When it comes to hip-hop mixes v dubstep/drum and bass sets do you have a preference?
“Right now, what excited me is electronic music. Bass music, dance, house whatever you want to call it, I dig it! For the past eight years, pretty much, I have only played that in my DJ sets. If there’s a cool hip-hop beat, or vocal or something that pops up, then I’ll throw that in too. I mean, I might spin some old school disco, or some rock or something into my sets too. I love ’90’s hip-hop, love it! But it’s something that I feel I can’t just play a whole set of - at my gigs, most people wouldn’t have a clue what I was spinning! This year, I’ve played pretty much 100 per cent house in Ibiza, 100 per cent bass music in the UK and USA and a mixture of both in Japan and the Far East. I really like to flip stuff up, but in a coherent way, without it sounding like it’s forced.”
Your most recent album is fantastic and still one of my favourite listens, you’re working on
your next album can you give us an inside scoop on what we can expect sound wise?

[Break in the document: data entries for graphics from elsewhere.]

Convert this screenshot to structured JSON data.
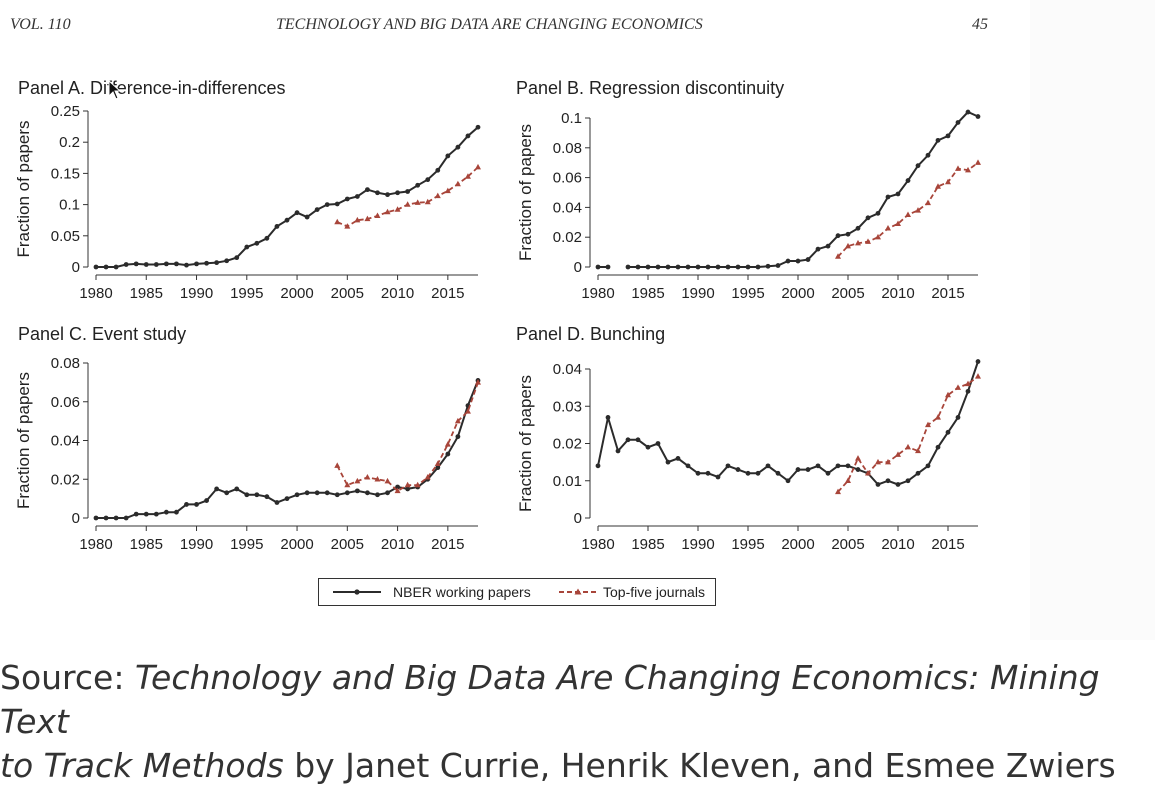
{
  "running_head": {
    "volume": "VOL. 110",
    "title": "TECHNOLOGY AND BIG DATA ARE CHANGING ECONOMICS",
    "page": "45"
  },
  "colors": {
    "nber": "#2b2b2b",
    "top5": "#a8453a"
  },
  "chart_data": [
    {
      "type": "line",
      "title": "Panel A. Difference-in-differences",
      "ylabel": "Fraction of papers",
      "xlabel": "",
      "xlim": [
        1980,
        2018
      ],
      "ylim": [
        0,
        0.25
      ],
      "xticks": [
        "1980",
        "1985",
        "1990",
        "1995",
        "2000",
        "2005",
        "2010",
        "2015"
      ],
      "yticks": [
        "0",
        "0.05",
        "0.1",
        "0.15",
        "0.2",
        "0.25"
      ],
      "series": [
        {
          "name": "NBER working papers",
          "x": [
            1980,
            1981,
            1982,
            1983,
            1984,
            1985,
            1986,
            1987,
            1988,
            1989,
            1990,
            1991,
            1992,
            1993,
            1994,
            1995,
            1996,
            1997,
            1998,
            1999,
            2000,
            2001,
            2002,
            2003,
            2004,
            2005,
            2006,
            2007,
            2008,
            2009,
            2010,
            2011,
            2012,
            2013,
            2014,
            2015,
            2016,
            2017,
            2018
          ],
          "y": [
            0,
            0,
            0,
            0.004,
            0.005,
            0.004,
            0.004,
            0.005,
            0.005,
            0.003,
            0.005,
            0.006,
            0.007,
            0.01,
            0.015,
            0.032,
            0.038,
            0.046,
            0.065,
            0.075,
            0.087,
            0.08,
            0.092,
            0.1,
            0.101,
            0.109,
            0.113,
            0.124,
            0.119,
            0.116,
            0.119,
            0.121,
            0.131,
            0.14,
            0.155,
            0.178,
            0.192,
            0.21,
            0.224
          ]
        },
        {
          "name": "Top-five journals",
          "x": [
            2004,
            2005,
            2006,
            2007,
            2008,
            2009,
            2010,
            2011,
            2012,
            2013,
            2014,
            2015,
            2016,
            2017,
            2018
          ],
          "y": [
            0.072,
            0.065,
            0.075,
            0.077,
            0.082,
            0.088,
            0.092,
            0.1,
            0.103,
            0.104,
            0.114,
            0.122,
            0.133,
            0.145,
            0.16
          ]
        }
      ]
    },
    {
      "type": "line",
      "title": "Panel B. Regression discontinuity",
      "ylabel": "Fraction of papers",
      "xlabel": "",
      "xlim": [
        1980,
        2018
      ],
      "ylim": [
        0,
        0.1
      ],
      "xticks": [
        "1980",
        "1985",
        "1990",
        "1995",
        "2000",
        "2005",
        "2010",
        "2015"
      ],
      "yticks": [
        "0",
        "0.02",
        "0.04",
        "0.06",
        "0.08",
        "0.1"
      ],
      "series": [
        {
          "name": "NBER working papers",
          "x": [
            1980,
            1981,
            1982,
            1983,
            1984,
            1985,
            1986,
            1987,
            1988,
            1989,
            1990,
            1991,
            1992,
            1993,
            1994,
            1995,
            1996,
            1997,
            1998,
            1999,
            2000,
            2001,
            2002,
            2003,
            2004,
            2005,
            2006,
            2007,
            2008,
            2009,
            2010,
            2011,
            2012,
            2013,
            2014,
            2015,
            2016,
            2017,
            2018
          ],
          "y": [
            0,
            0,
            null,
            0,
            0,
            0,
            0,
            0,
            0,
            0,
            0,
            0,
            0,
            0,
            0,
            0,
            0,
            0.0005,
            0.001,
            0.004,
            0.004,
            0.005,
            0.012,
            0.014,
            0.021,
            0.022,
            0.026,
            0.033,
            0.036,
            0.047,
            0.049,
            0.058,
            0.068,
            0.075,
            0.085,
            0.088,
            0.097,
            0.104,
            0.101
          ]
        },
        {
          "name": "Top-five journals",
          "x": [
            2004,
            2005,
            2006,
            2007,
            2008,
            2009,
            2010,
            2011,
            2012,
            2013,
            2014,
            2015,
            2016,
            2017,
            2018
          ],
          "y": [
            0.007,
            0.014,
            0.016,
            0.017,
            0.02,
            0.026,
            0.029,
            0.035,
            0.038,
            0.043,
            0.054,
            0.057,
            0.066,
            0.065,
            0.07
          ]
        }
      ]
    },
    {
      "type": "line",
      "title": "Panel C. Event study",
      "ylabel": "Fraction of papers",
      "xlabel": "",
      "xlim": [
        1980,
        2018
      ],
      "ylim": [
        0,
        0.08
      ],
      "xticks": [
        "1980",
        "1985",
        "1990",
        "1995",
        "2000",
        "2005",
        "2010",
        "2015"
      ],
      "yticks": [
        "0",
        "0.02",
        "0.04",
        "0.06",
        "0.08"
      ],
      "series": [
        {
          "name": "NBER working papers",
          "x": [
            1980,
            1981,
            1982,
            1983,
            1984,
            1985,
            1986,
            1987,
            1988,
            1989,
            1990,
            1991,
            1992,
            1993,
            1994,
            1995,
            1996,
            1997,
            1998,
            1999,
            2000,
            2001,
            2002,
            2003,
            2004,
            2005,
            2006,
            2007,
            2008,
            2009,
            2010,
            2011,
            2012,
            2013,
            2014,
            2015,
            2016,
            2017,
            2018
          ],
          "y": [
            0,
            0,
            0,
            0,
            0.002,
            0.002,
            0.002,
            0.003,
            0.003,
            0.007,
            0.007,
            0.009,
            0.015,
            0.013,
            0.015,
            0.012,
            0.012,
            0.011,
            0.008,
            0.01,
            0.012,
            0.013,
            0.013,
            0.013,
            0.012,
            0.013,
            0.014,
            0.013,
            0.012,
            0.013,
            0.016,
            0.015,
            0.016,
            0.02,
            0.026,
            0.033,
            0.042,
            0.058,
            0.071
          ]
        },
        {
          "name": "Top-five journals",
          "x": [
            2004,
            2005,
            2006,
            2007,
            2008,
            2009,
            2010,
            2011,
            2012,
            2013,
            2014,
            2015,
            2016,
            2017,
            2018
          ],
          "y": [
            0.027,
            0.017,
            0.019,
            0.021,
            0.02,
            0.019,
            0.014,
            0.017,
            0.017,
            0.021,
            0.028,
            0.038,
            0.05,
            0.055,
            0.07
          ]
        }
      ]
    },
    {
      "type": "line",
      "title": "Panel D. Bunching",
      "ylabel": "Fraction of papers",
      "xlabel": "",
      "xlim": [
        1980,
        2018
      ],
      "ylim": [
        0,
        0.04
      ],
      "xticks": [
        "1980",
        "1985",
        "1990",
        "1995",
        "2000",
        "2005",
        "2010",
        "2015"
      ],
      "yticks": [
        "0",
        "0.01",
        "0.02",
        "0.03",
        "0.04"
      ],
      "series": [
        {
          "name": "NBER working papers",
          "x": [
            1980,
            1981,
            1982,
            1983,
            1984,
            1985,
            1986,
            1987,
            1988,
            1989,
            1990,
            1991,
            1992,
            1993,
            1994,
            1995,
            1996,
            1997,
            1998,
            1999,
            2000,
            2001,
            2002,
            2003,
            2004,
            2005,
            2006,
            2007,
            2008,
            2009,
            2010,
            2011,
            2012,
            2013,
            2014,
            2015,
            2016,
            2017,
            2018
          ],
          "y": [
            0.014,
            0.027,
            0.018,
            0.021,
            0.021,
            0.019,
            0.02,
            0.015,
            0.016,
            0.014,
            0.012,
            0.012,
            0.011,
            0.014,
            0.013,
            0.012,
            0.012,
            0.014,
            0.012,
            0.01,
            0.013,
            0.013,
            0.014,
            0.012,
            0.014,
            0.014,
            0.013,
            0.012,
            0.009,
            0.01,
            0.009,
            0.01,
            0.012,
            0.014,
            0.019,
            0.023,
            0.027,
            0.034,
            0.042
          ]
        },
        {
          "name": "Top-five journals",
          "x": [
            2004,
            2005,
            2006,
            2007,
            2008,
            2009,
            2010,
            2011,
            2012,
            2013,
            2014,
            2015,
            2016,
            2017,
            2018
          ],
          "y": [
            0.007,
            0.01,
            0.016,
            0.012,
            0.015,
            0.015,
            0.017,
            0.019,
            0.018,
            0.025,
            0.027,
            0.033,
            0.035,
            0.036,
            0.038
          ]
        }
      ]
    }
  ],
  "legend": {
    "nber_label": "NBER working papers",
    "top5_label": "Top-five journals"
  },
  "source": {
    "prefix": "Source: ",
    "title_line1": "Technology and Big Data Are Changing Economics: Mining Text",
    "title_line2": "to Track Methods",
    "suffix": " by Janet Currie, Henrik Kleven, and Esmee Zwiers"
  }
}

“Thanks. Hmmm, really if I was left to my own devices and had the time, I’d make a mixture of an old school De La Soul, Tribe Called Quest, Public Enemy, NWA album with a Prodigy, Chase & Status, Delta Heavy album with a touch of Roy Ayers, Gill Scot Heron and Dusty Fingers. One day I’ll make that. But, right now, I’ve finished a mix for Ministry of Sound in Oz – which sounds pretty nutty.”
Being so immersed in the DJ scene is there any upcoming DJ’s breaking through we should
be keeping an ear out for?
“DJ War, he’s dope. Zomboy is dope as hell. DJ Cabal, for that new-trap stuff, is dope. Delta Heavy are amazing, Urban Knights are great, there are loads and loads. My memory though is crap – too much ninja stuff going on in it my doctor tells me.”
What we can we expect from the Ninja next?
“A new fresh mix – Trevor Nelson Show – every Saturday at 8pm on BBC 1Xtra/Radio1. That’s my freshest stuff, and you can check it every week. Easy.”
Big thanks for your time and we can’t wait to hear more from you…
“MY PLEASURE!!!! HOOOOOooooooOOOOOOoOOOooOOOOO!!!!”
A special thank you to Jaguar Skills.